1. ## Induction question..

Hello,

I just have a question about Induction.

Lets say we we need to prove that N^3 > N^2 + 3, when N >= 2.

So we start with the base case: where N = 2.. obviously 2^3 is > N^2 + 3.. so the base case holds.

Inductive hypothesis: we assume that for all K >= 2 theres K^3 > K^2 + 3.

Inductive Step: we prove that (K+1)^3 > (K+1)^2 + 3.

So now my question is how to proceed from here ???
What should I start with ??? Should I start with the inductive hypothesis and try to manipulate it and turn it into the inductive step goal.. or should i start with the inductive step ???? or basically what ??? and how do we use the inductive hypothesis to prove the goal ???

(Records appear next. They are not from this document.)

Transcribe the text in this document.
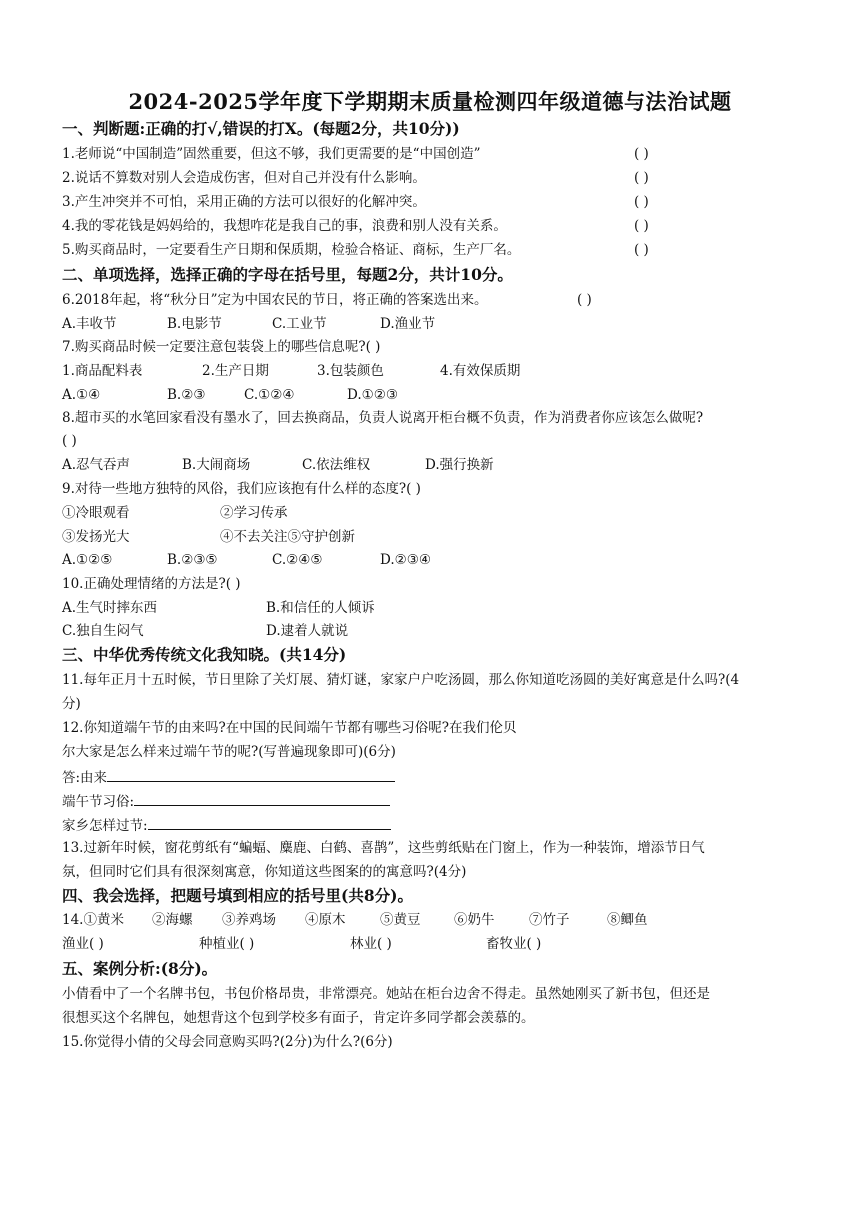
2024-2025学年度下学期期末质量检测四年级道德与法治试题
一、判断题:正确的打√,错误的打X。(每题2分，共10分))
1.老师说“中国制造”固然重要，但这不够，我们更需要的是“中国创造”	( )
2.说话不算数对别人会造成伤害，但对自己并没有什么影响。	( )
3.产生冲突并不可怕，采用正确的方法可以很好的化解冲突。	( )
4.我的零花钱是妈妈给的，我想咋花是我自己的事，浪费和别人没有关系。	( )
5.购买商品时，一定要看生产日期和保质期，检验合格证、商标，生产厂名。	( )
二、单项选择，选择正确的字母在括号里，每题2分，共计10分。
6.2018年起，将“秋分日”定为中国农民的节日，将正确的答案选出来。	( )
A.丰收节	B.电影节	C.工业节	D.渔业节
7.购买商品时候一定要注意包装袋上的哪些信息呢?( )
1.商品配料表	2.生产日期	3.包装颜色	4.有效保质期
A.①④	B.②③	C.①②④	D.①②③
8.超市买的水笔回家看没有墨水了，回去换商品，负责人说离开柜台概不负责，作为消费者你应该怎么做呢?
( )
A.忍气吞声	B.大闹商场	C.依法维权	D.强行换新
9.对待一些地方独特的风俗，我们应该抱有什么样的态度?( )
①冷眼观看	②学习传承
③发扬光大	④不去关注⑤守护创新
A.①②⑤	B.②③⑤	C.②④⑤	D.②③④
10.正确处理情绪的方法是?( )
A.生气时摔东西	B.和信任的人倾诉
C.独自生闷气	D.逮着人就说
三、中华优秀传统文化我知晓。(共14分)
11.每年正月十五时候，节日里除了关灯展、猜灯谜，家家户户吃汤圆，那么你知道吃汤圆的美好寓意是什么吗?(4
分)
12.你知道端午节的由来吗?在中国的民间端午节都有哪些习俗呢?在我们伦贝
尔大家是怎么样来过端午节的呢?(写普遍现象即可)(6分)
答:由来
端午节习俗:
家乡怎样过节:
13.过新年时候，窗花剪纸有“蝙蝠、麋鹿、白鹤、喜鹊”，这些剪纸贴在门窗上，作为一种装饰，增添节日气
氛，但同时它们具有很深刻寓意，你知道这些图案的的寓意吗?(4分)
四、我会选择，把题号填到相应的括号里(共8分)。
14.①黄米 ②海螺 ③养鸡场 ④原木	⑤黄豆 ⑥奶牛	⑦竹子	⑧鲫鱼
渔业( )	种植业( )	林业( )	畜牧业( )
五、案例分析:(8分)。
小倩看中了一个名牌书包，书包价格昂贵，非常漂亮。她站在柜台边舍不得走。虽然她刚买了新书包，但还是
很想买这个名牌包，她想背这个包到学校多有面子，肯定许多同学都会羡慕的。
15.你觉得小倩的父母会同意购买吗?(2分)为什么?(6分)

Any help would be appreciated... thanks in advance.

2. Originally Posted by MMM88
Hello,

I just have a question about Induction.

Lets say we we need to prove that N^3 > N^2 + 3, when N >= 2.

So we start with the base case: where N = 2.. obviously 2^3 is > N^2 + 3.. so the base case holds.

Inductive hypothesis: we assume that for all K >= 2 theres K^3 > K^2 + 3.
Almost. We assume that there exists some number K such that $K^3 > K^2 + 3$ holds. (We could also use "strong induction" and assume that there is a number K such that $x^3 > x^2 + 3$ for all $K \geq x \geq 2$, but we don't need anything like that here.)

Now we need to show that
$(K + 1)^3 > (K + 1)^2 + 3$
Look at the LHS:
$(K + 1)^3 = K^3 + 3K^2 + 3K + 1$

By hypothesis $K^3 > K^2 + 3$, so we know that
$(K + 1)^3 = (K^3) + 3K^2 + 3K + 1 > (K^2 + 3) + 3K^2 + 3K + 1$

So
$(K + 1)^3 > 4K^2 + 3K + 4$

Now, how does $4K^2 + 3K + 4$ compare to $(K + 1)^2 + 3 = K^2 + 2K + 1 + 3 = K^2 + 2K + 4$? It is greater, of course. So we have, finally:
$(K + 1)^3 > 4K^2 + 3K + 4 > (K + 1)^2 + 3$
or
$(K + 1)^3 > (K + 1)^2 + 3$

Since the theorem is true for K = 2, it is true for K = 3, 4, ...

-Dan